I come from a functional background, so this is also a question of codebase design. A contributor should be able to make changes to render! without breaking step!. But if both use the same env object that contains my context, then that invites a contributor to use fields in the data structure meant for rendering to do the simulation. Now, it's more likely that if I change something related to rendering, the whole environment breaks. This puts more burden on the test code to identify all these corner cases of overlap. I could have just avoided the issue by keeping the rendering functions and data structures separate from the simulation functions and data structures.

Personally, I wouldn't have the context within the EnvWrapper either. Keeping it in the wrapper isolates possible code issues like the one above, so I think it is a good compromise. But I think graphics is one of those things that never "just works." Forcing people to call Ctx explicitly makes them think about whether they have the correct dependencies installed for rendering. This is a subjective reason of course, so that's why I didn't push it too hard 😄.

kraftpunk97-zz commented 5 years ago

I understand. I'll admit I am a little biased to the idea of the context being with the environment definition, because that is how they've done it in the python gym and we wanted to make the interface as close to theirs. It also made sense for everything that pertains to an environment to be together in one file, so that the user isn't jumping from one place to another when tracking the flow of control. But your reasoning makes sense as well, and I'm okay with it being either way. Let's have @tejank10 review this PR bring rendering to Gym.jl!

darsnack commented 5 years ago

I think my latest changes bring the package closer to the OpenAI Gym Python interface (e.g. render! no longer requires a context to be passed in), but it does this by isolating the context to the EnvWrapper. I think we get the best of both worlds this way.

With respect to everything being in the same file, I have no strong preference and will implement whatever is the final consensus.

tejank10 commented 5 years ago

Awesome work @darsnack! I am fine with your decision of having Ctx in the EnvWrapper. Let environment deal with only controlling the state. EnvWrapper is made to track everything else pertaining to the environment, at the same not losing the OpenAI Gym interface.

tejank10 commented 5 years ago

Thanks for great work @darsnack and @kraftpunk97 for valuable inputs!

kraftpunk97-zz commented 5 years ago

Running the environment and rendering it are two orthogonal problems to me. Take for example, the CartPole. On a headless server, I should be able to run my code without ever needing to render the environment. But if the code tries to make a Gtk window set as the context object, then my program crashes because I have no display.

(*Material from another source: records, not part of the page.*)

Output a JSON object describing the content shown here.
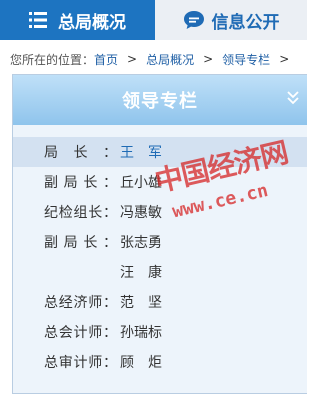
{
  "tabs": [
    {
      "label": "总局概况",
      "icon": "menu-list-icon",
      "active": true
    },
    {
      "label": "信息公开",
      "icon": "chat-bubble-icon",
      "active": false
    }
  ],
  "breadcrumb": {
    "prefix": "您所在的位置：",
    "items": [
      "首页",
      "总局概况",
      "领导专栏"
    ],
    "separator": ">"
  },
  "panel": {
    "title": "领导专栏",
    "collapse_icon": "double-chevron-down-icon"
  },
  "leaders": [
    {
      "role": "局长：",
      "name": "王　军",
      "selected": true
    },
    {
      "role": "副局长：",
      "name": "丘小雄"
    },
    {
      "role": "纪检组长：",
      "name": "冯惠敏"
    },
    {
      "role": "副局长：",
      "name": "张志勇"
    },
    {
      "role": "",
      "name": "汪　康"
    },
    {
      "role": "总经济师：",
      "name": "范　坚"
    },
    {
      "role": "总会计师：",
      "name": "孙瑞标"
    },
    {
      "role": "总审计师：",
      "name": "顾　炬"
    }
  ],
  "watermark": {
    "cn": "中国经济网",
    "url": "www.ce.cn"
  },
  "colors": {
    "tab_active": "#1d74c1",
    "tab_inactive_text": "#1f6bb5",
    "link": "#1f5fa5",
    "panel_header": "#8fc4ec",
    "selected_row": "#d3e1f1"
  }
}
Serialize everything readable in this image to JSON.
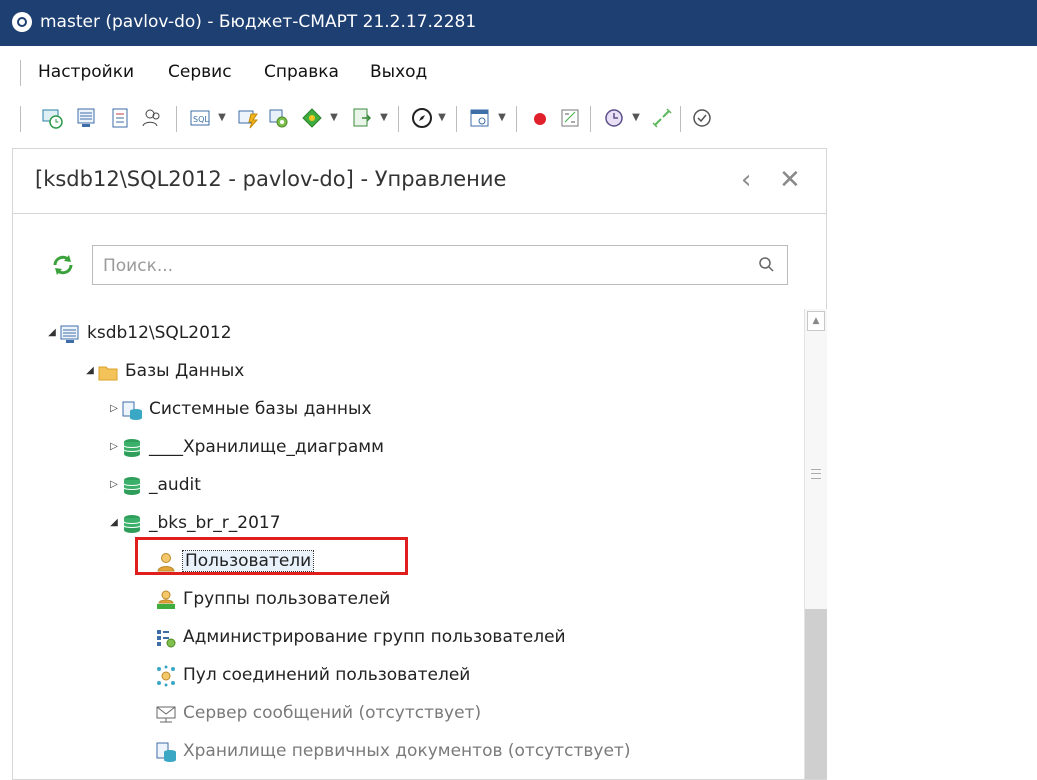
{
  "window": {
    "title": "master (pavlov-do) - Бюджет-СМАРТ 21.2.17.2281"
  },
  "menu": {
    "items": [
      "Настройки",
      "Сервис",
      "Справка",
      "Выход"
    ]
  },
  "toolbar": {
    "icons": [
      "monitor-clock-icon",
      "server-list-icon",
      "document-list-icon",
      "users-icon",
      "sql-icon",
      "sql-run-icon",
      "user-gear-icon",
      "diamond-icon",
      "export-icon",
      "compass-icon",
      "report-icon",
      "record-icon",
      "compare-icon",
      "clock-icon",
      "unlink-icon",
      "check-icon"
    ]
  },
  "panel": {
    "title": "[ksdb12\\SQL2012 - pavlov-do] - Управление",
    "search": {
      "placeholder": "Поиск...",
      "value": ""
    }
  },
  "tree": {
    "nodes": [
      {
        "label": "ksdb12\\SQL2012",
        "level": 0,
        "state": "expanded",
        "icon": "server-icon"
      },
      {
        "label": "Базы Данных",
        "level": 1,
        "state": "expanded",
        "icon": "folder-icon"
      },
      {
        "label": "Системные базы данных",
        "level": 2,
        "state": "collapsed",
        "icon": "system-databases-icon"
      },
      {
        "label": "____Хранилище_диаграмм",
        "level": 2,
        "state": "collapsed",
        "icon": "database-icon"
      },
      {
        "label": "_audit",
        "level": 2,
        "state": "collapsed",
        "icon": "database-icon"
      },
      {
        "label": "_bks_br_r_2017",
        "level": 2,
        "state": "expanded",
        "icon": "database-icon"
      },
      {
        "label": "Пользователи",
        "level": 3,
        "state": "leaf",
        "icon": "user-icon",
        "selected": true
      },
      {
        "label": "Группы пользователей",
        "level": 3,
        "state": "leaf",
        "icon": "user-group-icon"
      },
      {
        "label": "Администрирование групп пользователей",
        "level": 3,
        "state": "leaf",
        "icon": "group-admin-icon"
      },
      {
        "label": "Пул соединений пользователей",
        "level": 3,
        "state": "leaf",
        "icon": "connection-pool-icon"
      },
      {
        "label": "Сервер сообщений (отсутствует)",
        "level": 3,
        "state": "leaf",
        "icon": "mail-server-icon",
        "dim": true
      },
      {
        "label": "Хранилище первичных документов (отсутствует)",
        "level": 3,
        "state": "leaf",
        "icon": "document-storage-icon",
        "dim": true
      }
    ]
  }
}
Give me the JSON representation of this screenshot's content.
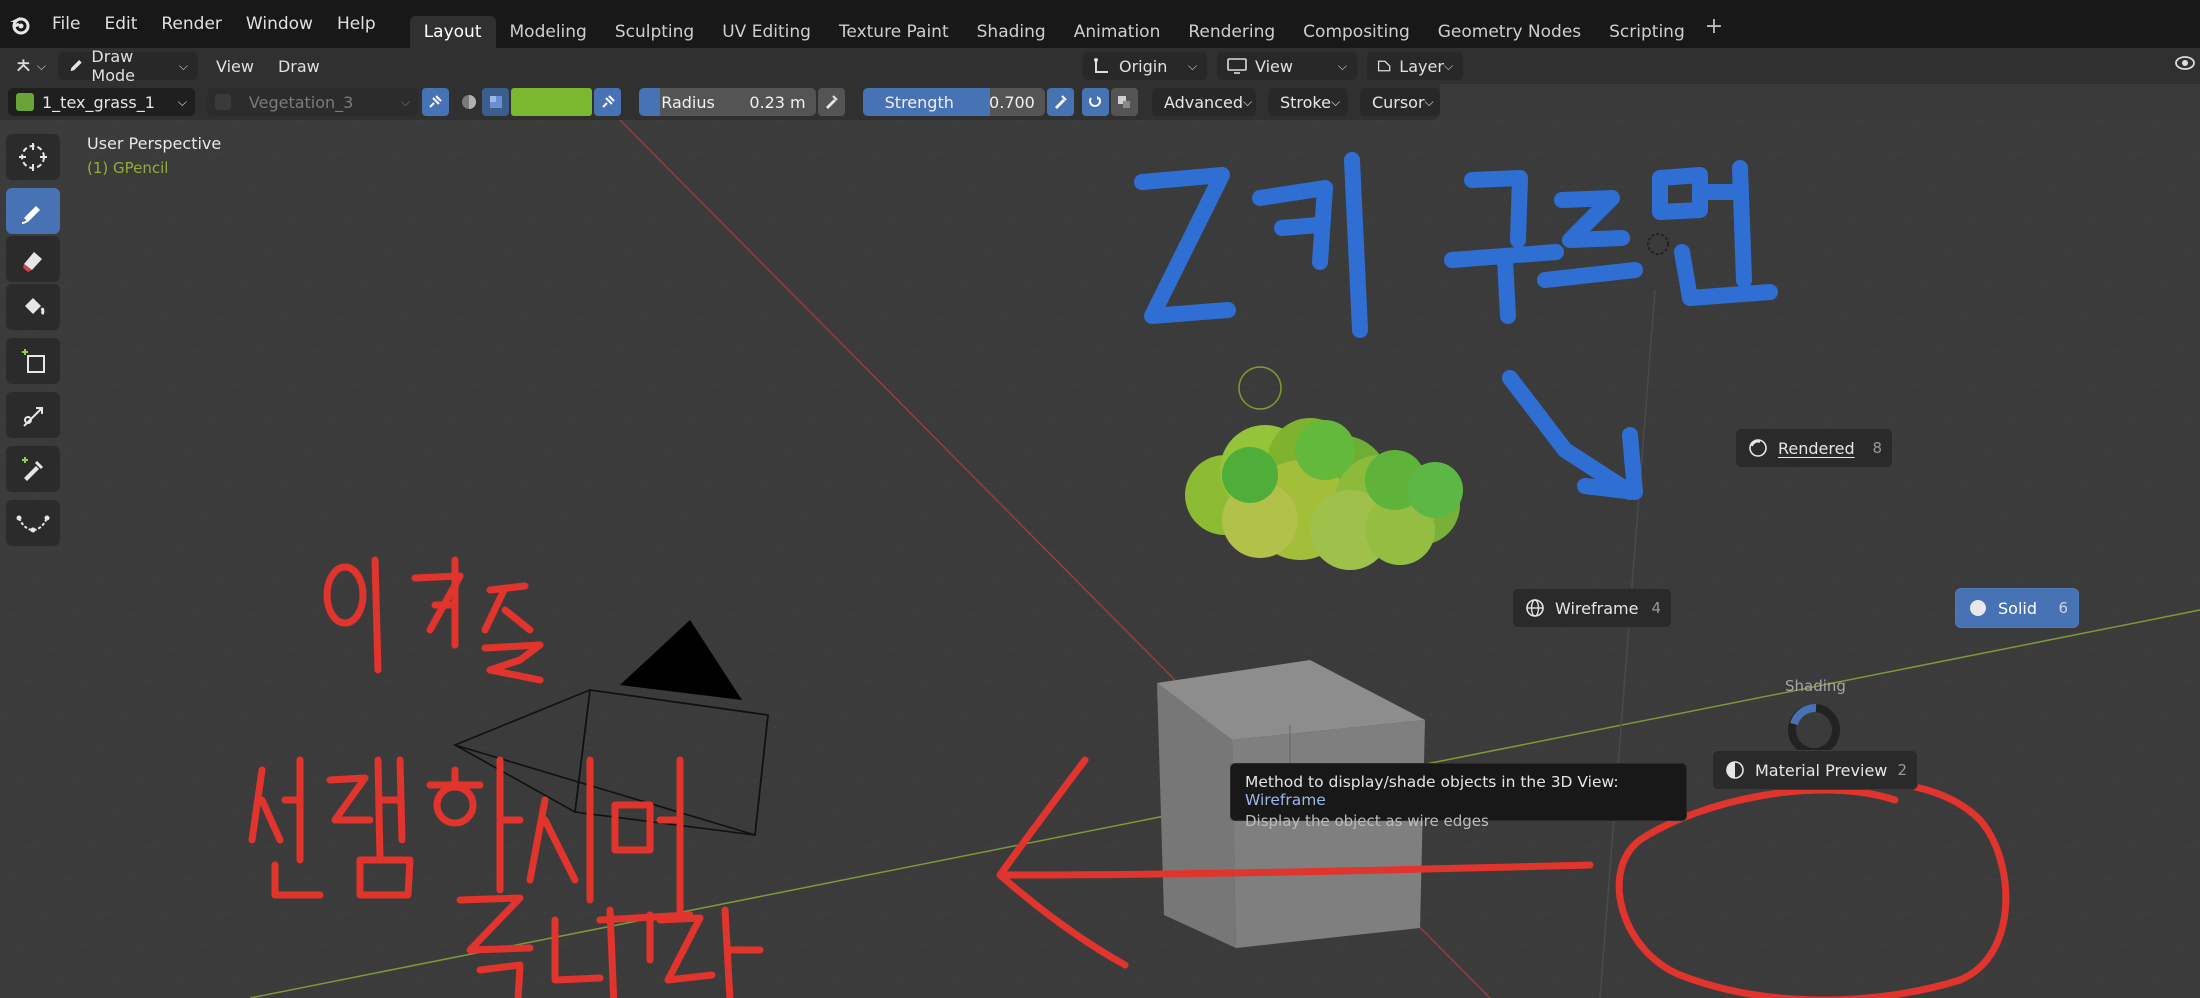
{
  "menu": {
    "items": [
      "File",
      "Edit",
      "Render",
      "Window",
      "Help"
    ]
  },
  "workspaces": {
    "tabs": [
      "Layout",
      "Modeling",
      "Sculpting",
      "UV Editing",
      "Texture Paint",
      "Shading",
      "Animation",
      "Rendering",
      "Compositing",
      "Geometry Nodes",
      "Scripting"
    ],
    "active": "Layout",
    "add_label": "+"
  },
  "header": {
    "mode": "Draw Mode",
    "view": "View",
    "draw": "Draw",
    "origin": "Origin",
    "view_dd": "View",
    "layer": "Layer"
  },
  "tool_settings": {
    "material": "1_tex_grass_1",
    "layer_material": "Vegetation_3",
    "color_hex": "#7cb82f",
    "radius_label": "Radius",
    "radius_value": "0.23 m",
    "radius_fill": 0.12,
    "strength_label": "Strength",
    "strength_value": "0.700",
    "strength_fill": 0.7,
    "advanced": "Advanced",
    "stroke": "Stroke",
    "cursor": "Cursor"
  },
  "viewport": {
    "perspective": "User Perspective",
    "object": "(1) GPencil"
  },
  "pie_menu": {
    "title": "Shading",
    "rendered": {
      "label": "Rendered",
      "key": "8"
    },
    "wireframe": {
      "label": "Wireframe",
      "key": "4"
    },
    "solid": {
      "label": "Solid",
      "key": "6"
    },
    "material_preview": {
      "label": "Material Preview",
      "key": "2"
    }
  },
  "tooltip": {
    "line1_prefix": "Method to display/shade objects in the 3D View:",
    "line1_value": "Wireframe",
    "line2": "Display the object as wire edges"
  },
  "colors": {
    "accent": "#4772b3",
    "annotation_blue": "#2f6fd4",
    "annotation_red": "#e0342d"
  },
  "annotations": {
    "blue_text": "Z키 누르면",
    "red_text_1": "이것을",
    "red_text_2": "선택하시면",
    "red_text_3": "됩니다"
  }
}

I just got to experience first hand what you meant by this, @darsnack. I am prepping my first report for the JSoC project right now, and I am considering adding a demo. I am preparing the report as a nextjournal.com article, which is very similar to a Jupyter notebook. When I was writing a short example that uses this package, I could install the package and its dependencies, but when it was time to execute using Gym, I couldn't do so because there's no output device and Gtk.jl is refusing connection. And I remembered us having this talk. I understand what you meant back then. Right now, I'm going to create a new branch that doesn't use the Gtk.jl dependency and run the examples off of that, but it does bring a design flaw into light , so thanks for the explanation you gave back then. You totally called it, and I will try to fix it and keep it in mind moving forward...

darsnack commented 5 years ago

Yeah, one simple solution is to add to the docs that you can use xvfb-run julia [1] to get a virtual display. Haven’t tested this though, and I don’t know if it is cross-platform.

[1] https://linux.die.net/man/1/xvfb

darsnack commented 5 years ago

Though I guess it isn't an issue if it is Linux-only. There are no headless macOS environments, and I don't know about Windows, but I suspect not.